Il est intéressant de noter ce qui a inspiré les cinéastes lors de ces derniers mois, ou dernières années dans certains cas, alors que la Terre tourne de moins en moins rond. La sélection dans les diverses catégories traduit la dichotomie inhérente à notre espèce : si certains films reviennent sur tout le mal que l’humain est capable de faire à ses semblables ainsi qu’à d’autres formes de vie qu’il considère comme inférieures, d’autres s’attardent sur la bouleversante humanité qui anime des petits vieux enfermés dans un EHPAD, des enfants immigrés livrés à eux-mêmes ou encore mille musiciens réunis pour l’amour de l’art. Et puis il y a les films qui nous montrent tout cela à la fois, le beau et le laid, les gentils et les méchants, les social justice warriors et ceux qui laissent faire par complaisance ou manque d’information. Certains films nous ont fait hurler de rire, d’autres pourraient tirer à une momie des larmes d’émotion ou de rage, d’autres encore nous enrichissent et nous informent, car derrière chaque œuvre il y a un point de vue et un cœur qui bat. Pour cela, merci le cinéma, et merci le LuxFilmFest.

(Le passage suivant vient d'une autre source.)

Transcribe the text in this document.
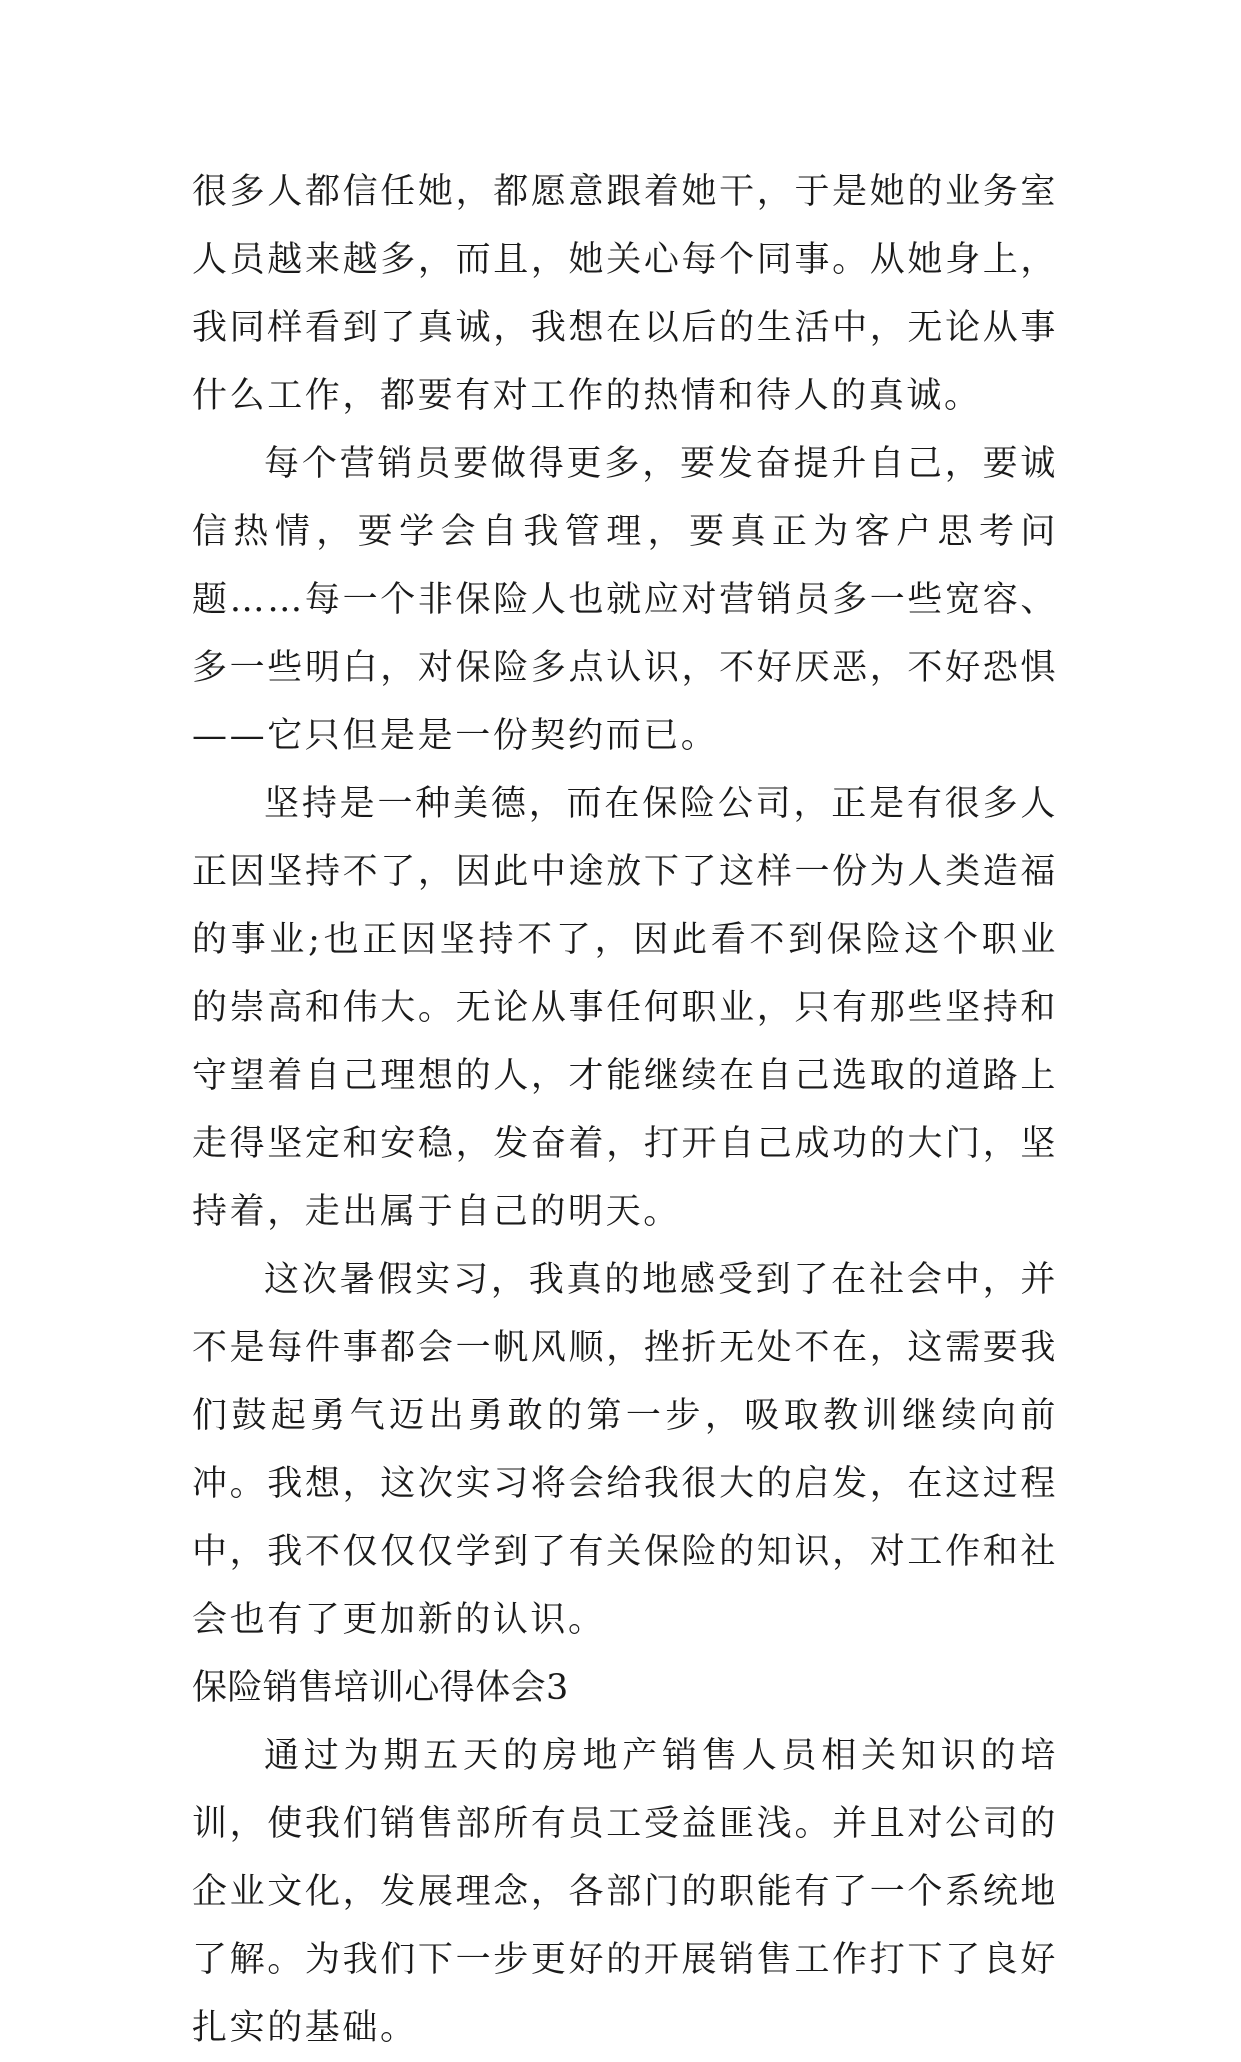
很多人都信任她，都愿意跟着她干，于是她的业务室人员越来越多，而且，她关心每个同事。从她身上，我同样看到了真诚，我想在以后的生活中，无论从事什么工作，都要有对工作的热情和待人的真诚。

每个营销员要做得更多，要发奋提升自己，要诚信热情，要学会自我管理，要真正为客户思考问题……每一个非保险人也就应对营销员多一些宽容、多一些明白，对保险多点认识，不好厌恶，不好恐惧——它只但是是一份契约而已。

坚持是一种美德，而在保险公司，正是有很多人正因坚持不了，因此中途放下了这样一份为人类造福的事业;也正因坚持不了，因此看不到保险这个职业的崇高和伟大。无论从事任何职业，只有那些坚持和守望着自己理想的人，才能继续在自己选取的道路上走得坚定和安稳，发奋着，打开自己成功的大门，坚持着，走出属于自己的明天。

这次暑假实习，我真的地感受到了在社会中，并不是每件事都会一帆风顺，挫折无处不在，这需要我们鼓起勇气迈出勇敢的第一步，吸取教训继续向前冲。我想，这次实习将会给我很大的启发，在这过程中，我不仅仅仅学到了有关保险的知识，对工作和社会也有了更加新的认识。

保险销售培训心得体会3

通过为期五天的房地产销售人员相关知识的培训，使我们销售部所有员工受益匪浅。并且对公司的企业文化，发展理念，各部门的职能有了一个系统地了解。为我们下一步更好的开展销售工作打下了良好扎实的基础。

Notre rédacteur Erwin ayant eu le privilège de voir 21 films cette année, il serait laborieux de revenir in extenso sur chacun d’entre eux, aussi avons-nous décidé pour le confort du lecteur de n’évoquer que rapidement la majorité d’entre eux pour s’attarder un peu plus sur nos coups de cœur et sur les occasions manquées. Cet article sera divisé en deux pour plus de clarté.

Sélection officielle:

The Whaler Boy – Si on a le cœur assez bien accroché pour assister à des massacres de baleines, Cannibal Holocaust-style, on peut se laisser séduire par le reste du film, poétique voyage de deux jeunes pêcheurs paumés sur le détroit de Béring séduits par les sirènes d’internet (ici, des Américaines qui vendent leurs danses dénudées à travers une webcam). L’idée est belle et le film se tient très bien.

Los Lobos – Une maman mexicaine et ses deux petits loups pénètrent illégalement sur le sol américain pour tenter de sortir la tête de l’eau. Pendant que maman travaille, les petits loups confinés dans un appartement minuscule s’imaginent ninjas pour rompre la monotonie, envient les enfants qui jouent dans la cour sans restrictions et font fondre la vieille propriétaire chinoise de leur appartement. C’est absolument charmant et ça donne franchement envie de tendre la main (ou la patte) à ces laissés-pour-compte. Les dessins d’enfants animés sur les murs ajoutent un cachet irrésistible à cette tranche de vie.

Hors compétition:

Teddy – Le cinéma de genre français a une grosse épine dans le pied depuis un bon moment, peut-être à cause de la frilosité de ceux qui détiennent l’argent (et décident de la vie ou la mort d’un projet) ou peut-être est-il paralysé par le respect de ses ainés venus d’ailleurs. Voici, enfin, le film qui casse cette malédiction. Quand un mal ancestral et surnaturel surgit dans le quotidien d’un petit village de gentils beaufs (le personnage principal est d’ailleurs ce qu’en Lorraine on appelle un minsch), la routine est quelque peu bousculée. Sur le fond, c’est une histoire de loup-garou. Sur la forme, ça aurait pu être filmé par les Deschiens, ou encore par le duo Kervern-Delépine. On rit beaucoup, on est constamment surpris, c’est intelligemment filmé et la galerie de personnages est suffisamment bien écrite pour que l’on s’attache à tout le monde. En bref, Teddy est une merveille. Les jumeaux Boukherma nous avaient intrigués avec leur première tentative en 2016, Willy 1er, qui n’était pas du goût de tous mais laissait entrevoir un joli potentiel. Le voilà révélé. Nous ne sommes pas loin de penser que nous avons enfin, en France, notre Loup-Garou de Londres à nous. Comme quoi, l’écurie Besson peut, entre deux boursouflures ineptes, produire des miracles.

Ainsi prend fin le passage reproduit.